DIREITO PREVIDENCIÁRIO E ASSISTENCIAL. APELAÇÃO CÍVEL. BENEFÍCIO DE PRESTAÇÃO CONTINUADA (BPC-LOAS). TRANSTORNO DO ESPECTRO AUTISTA (TEA). VULNERABILIDADE SOCIAL. APELAÇÃO PROVIDA.
I. CASO EM EXAME:1. Recurso interposto contra sentença que julgou improcedente o pedido de benefício assistencial (BPC-LOAS) para pessoa com deficiência. A parte autora sustenta preencher os requisitos necessários para a concessão do benefício.
II. QUESTÃO EM DISCUSSÃO:2. Há duas questões em discussão: (i) a comprovação da condição de pessoa com deficiência (Transtorno do Espectro Autista - TEA Nível I); e (ii) a comprovação da vulnerabilidade social do núcleo familiar.
III. RAZÕES DE DECIDIR:3. A vulnerabilidade social do núcleo familiar foi certificada pelo estudo social (e. 33.1).
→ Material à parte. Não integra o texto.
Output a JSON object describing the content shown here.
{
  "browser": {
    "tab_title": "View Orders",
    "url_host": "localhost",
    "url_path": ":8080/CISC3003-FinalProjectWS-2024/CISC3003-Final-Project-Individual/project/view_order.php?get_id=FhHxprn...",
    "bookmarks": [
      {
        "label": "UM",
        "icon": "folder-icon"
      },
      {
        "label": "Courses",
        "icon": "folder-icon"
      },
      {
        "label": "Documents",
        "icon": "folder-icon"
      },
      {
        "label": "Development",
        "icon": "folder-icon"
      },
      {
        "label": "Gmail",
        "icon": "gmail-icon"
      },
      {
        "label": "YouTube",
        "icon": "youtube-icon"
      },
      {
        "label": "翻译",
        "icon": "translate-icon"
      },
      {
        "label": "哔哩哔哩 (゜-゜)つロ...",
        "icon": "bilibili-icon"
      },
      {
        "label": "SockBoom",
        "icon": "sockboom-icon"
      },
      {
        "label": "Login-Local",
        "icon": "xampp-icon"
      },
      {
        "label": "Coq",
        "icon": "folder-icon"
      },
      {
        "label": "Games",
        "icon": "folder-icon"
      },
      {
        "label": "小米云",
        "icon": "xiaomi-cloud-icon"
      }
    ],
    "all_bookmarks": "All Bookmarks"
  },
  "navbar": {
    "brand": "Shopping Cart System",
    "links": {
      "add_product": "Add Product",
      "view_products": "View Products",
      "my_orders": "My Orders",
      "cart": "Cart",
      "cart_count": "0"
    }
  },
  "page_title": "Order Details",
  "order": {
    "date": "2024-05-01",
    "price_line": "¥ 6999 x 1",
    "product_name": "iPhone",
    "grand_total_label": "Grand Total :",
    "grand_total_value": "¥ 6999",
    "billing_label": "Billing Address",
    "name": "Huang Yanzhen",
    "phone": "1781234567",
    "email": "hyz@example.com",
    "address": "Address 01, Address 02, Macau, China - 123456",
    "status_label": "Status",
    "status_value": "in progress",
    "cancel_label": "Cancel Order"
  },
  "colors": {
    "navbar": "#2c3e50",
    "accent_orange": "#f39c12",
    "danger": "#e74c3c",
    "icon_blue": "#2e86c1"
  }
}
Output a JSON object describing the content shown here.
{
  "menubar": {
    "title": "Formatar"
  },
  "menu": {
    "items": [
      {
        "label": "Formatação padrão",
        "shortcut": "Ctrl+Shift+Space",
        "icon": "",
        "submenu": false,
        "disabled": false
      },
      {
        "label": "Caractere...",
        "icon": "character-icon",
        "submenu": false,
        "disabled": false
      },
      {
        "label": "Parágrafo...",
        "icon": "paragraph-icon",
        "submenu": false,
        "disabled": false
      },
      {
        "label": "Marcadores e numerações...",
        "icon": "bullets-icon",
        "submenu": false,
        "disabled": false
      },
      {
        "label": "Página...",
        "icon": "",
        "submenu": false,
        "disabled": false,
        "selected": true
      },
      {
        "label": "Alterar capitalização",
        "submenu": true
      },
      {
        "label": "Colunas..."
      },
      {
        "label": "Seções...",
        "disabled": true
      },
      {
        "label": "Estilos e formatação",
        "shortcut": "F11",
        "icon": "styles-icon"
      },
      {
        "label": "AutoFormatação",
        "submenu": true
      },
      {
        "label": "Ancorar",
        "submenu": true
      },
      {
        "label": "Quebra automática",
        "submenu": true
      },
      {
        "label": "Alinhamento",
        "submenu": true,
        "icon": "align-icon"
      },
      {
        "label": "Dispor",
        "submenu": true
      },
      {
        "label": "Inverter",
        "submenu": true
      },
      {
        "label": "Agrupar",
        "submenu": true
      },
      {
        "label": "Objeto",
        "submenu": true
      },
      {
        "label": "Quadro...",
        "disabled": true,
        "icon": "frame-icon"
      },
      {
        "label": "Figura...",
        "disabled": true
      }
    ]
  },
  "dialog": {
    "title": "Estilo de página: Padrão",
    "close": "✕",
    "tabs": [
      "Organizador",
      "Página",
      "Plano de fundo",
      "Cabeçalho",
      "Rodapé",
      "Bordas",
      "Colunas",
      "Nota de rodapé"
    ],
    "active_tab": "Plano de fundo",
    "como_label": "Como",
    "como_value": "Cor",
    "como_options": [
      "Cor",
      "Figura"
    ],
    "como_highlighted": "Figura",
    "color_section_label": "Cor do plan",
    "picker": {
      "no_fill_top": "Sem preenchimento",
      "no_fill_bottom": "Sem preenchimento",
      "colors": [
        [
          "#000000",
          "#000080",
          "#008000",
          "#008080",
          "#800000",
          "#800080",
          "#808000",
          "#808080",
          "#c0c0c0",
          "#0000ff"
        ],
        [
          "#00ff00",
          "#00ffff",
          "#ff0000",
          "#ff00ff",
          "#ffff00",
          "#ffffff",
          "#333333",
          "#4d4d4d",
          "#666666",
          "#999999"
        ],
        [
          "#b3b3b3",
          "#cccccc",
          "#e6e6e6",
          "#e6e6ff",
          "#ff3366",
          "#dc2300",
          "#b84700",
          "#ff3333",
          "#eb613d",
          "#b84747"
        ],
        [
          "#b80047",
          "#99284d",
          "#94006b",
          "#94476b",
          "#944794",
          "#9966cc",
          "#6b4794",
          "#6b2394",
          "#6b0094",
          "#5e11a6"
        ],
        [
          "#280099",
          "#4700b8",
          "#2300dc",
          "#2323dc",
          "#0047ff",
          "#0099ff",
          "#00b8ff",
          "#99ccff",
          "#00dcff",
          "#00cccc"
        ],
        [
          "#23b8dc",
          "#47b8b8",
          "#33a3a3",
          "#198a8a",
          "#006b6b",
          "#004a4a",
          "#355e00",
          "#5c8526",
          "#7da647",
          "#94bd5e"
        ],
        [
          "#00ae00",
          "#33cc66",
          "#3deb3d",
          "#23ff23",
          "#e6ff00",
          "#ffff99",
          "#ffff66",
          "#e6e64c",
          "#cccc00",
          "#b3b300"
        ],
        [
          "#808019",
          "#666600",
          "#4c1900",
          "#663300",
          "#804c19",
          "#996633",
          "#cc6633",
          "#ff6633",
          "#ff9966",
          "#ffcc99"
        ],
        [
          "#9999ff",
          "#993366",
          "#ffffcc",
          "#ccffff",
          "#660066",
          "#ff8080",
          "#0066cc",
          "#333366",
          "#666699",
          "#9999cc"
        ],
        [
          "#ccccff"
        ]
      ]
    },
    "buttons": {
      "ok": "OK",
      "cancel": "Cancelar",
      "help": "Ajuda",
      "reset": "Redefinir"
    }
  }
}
A renda de valor mínimo proveniente da aposentadoria dos avós não pode ser computada, e o pai auxilia esporadicamente. O salário de R$ 1.600,00 auferido pela genitora é insuficiente para fazer frente às despesas necessárias da família, que totalizam R$ 2.300,00.4. A condição de pessoa com deficiência foi reconhecida, apesar das conclusões do perito, com base no laudo pericial (e. 61.1) que certificou o Transtorno do Espectro Autista (TEA) Nível I. A Lei nº 12.764/2012, art. 1º, § 2º, presume a deficiência. Além disso, há necessidade de suporte multidisciplinar, como terapia ocupacional, não integralmente atendido pelo SUS, conforme informado pela psicóloga da APAE (e. 1.16). O juízo não está adstrito às conclusões do laudo pericial, nos termos do art. 479 do CPC.5. A correção monetária incidirá pelo INPC (Tema 905/STJ e Tema 810/STF). Os juros de mora serão de 1% ao mês até 29.06.2009 (Súmula 204/STJ) e, a partir de 30.06.2009, pelos índices da caderneta de poupança (art. 5º da Lei nº 11.960/2009 e Tema 810/STF). A partir de 09.12.2021, aplica-se a Taxa Selic (EC nº 113/2021, art. 3º). Após 10.09.2025, a SELIC continua sendo aplicada, com fundamento no art. 406 do CC (redação da Lei nº 14.905/2024), ressalvada a possibilidade de ajuste futuro em face da ADI 7873 e do Tema 1.361/STF. Os honorários advocatícios são fixados em 10% sobre as parcelas vencidas (Súmula 111/STJ). O INSS é isento de custas processuais (art. 4º, I, da Lei nº 9.289/1996 e LCE nº 156/1997).6. Determina-se a imediata implantação do benefício, em razão da eficácia mandamental dos arts. 497 e 536 do CPC, do caráter alimentar do benefício e da necessidade de efetivação imediata dos direitos sociais fundamentais.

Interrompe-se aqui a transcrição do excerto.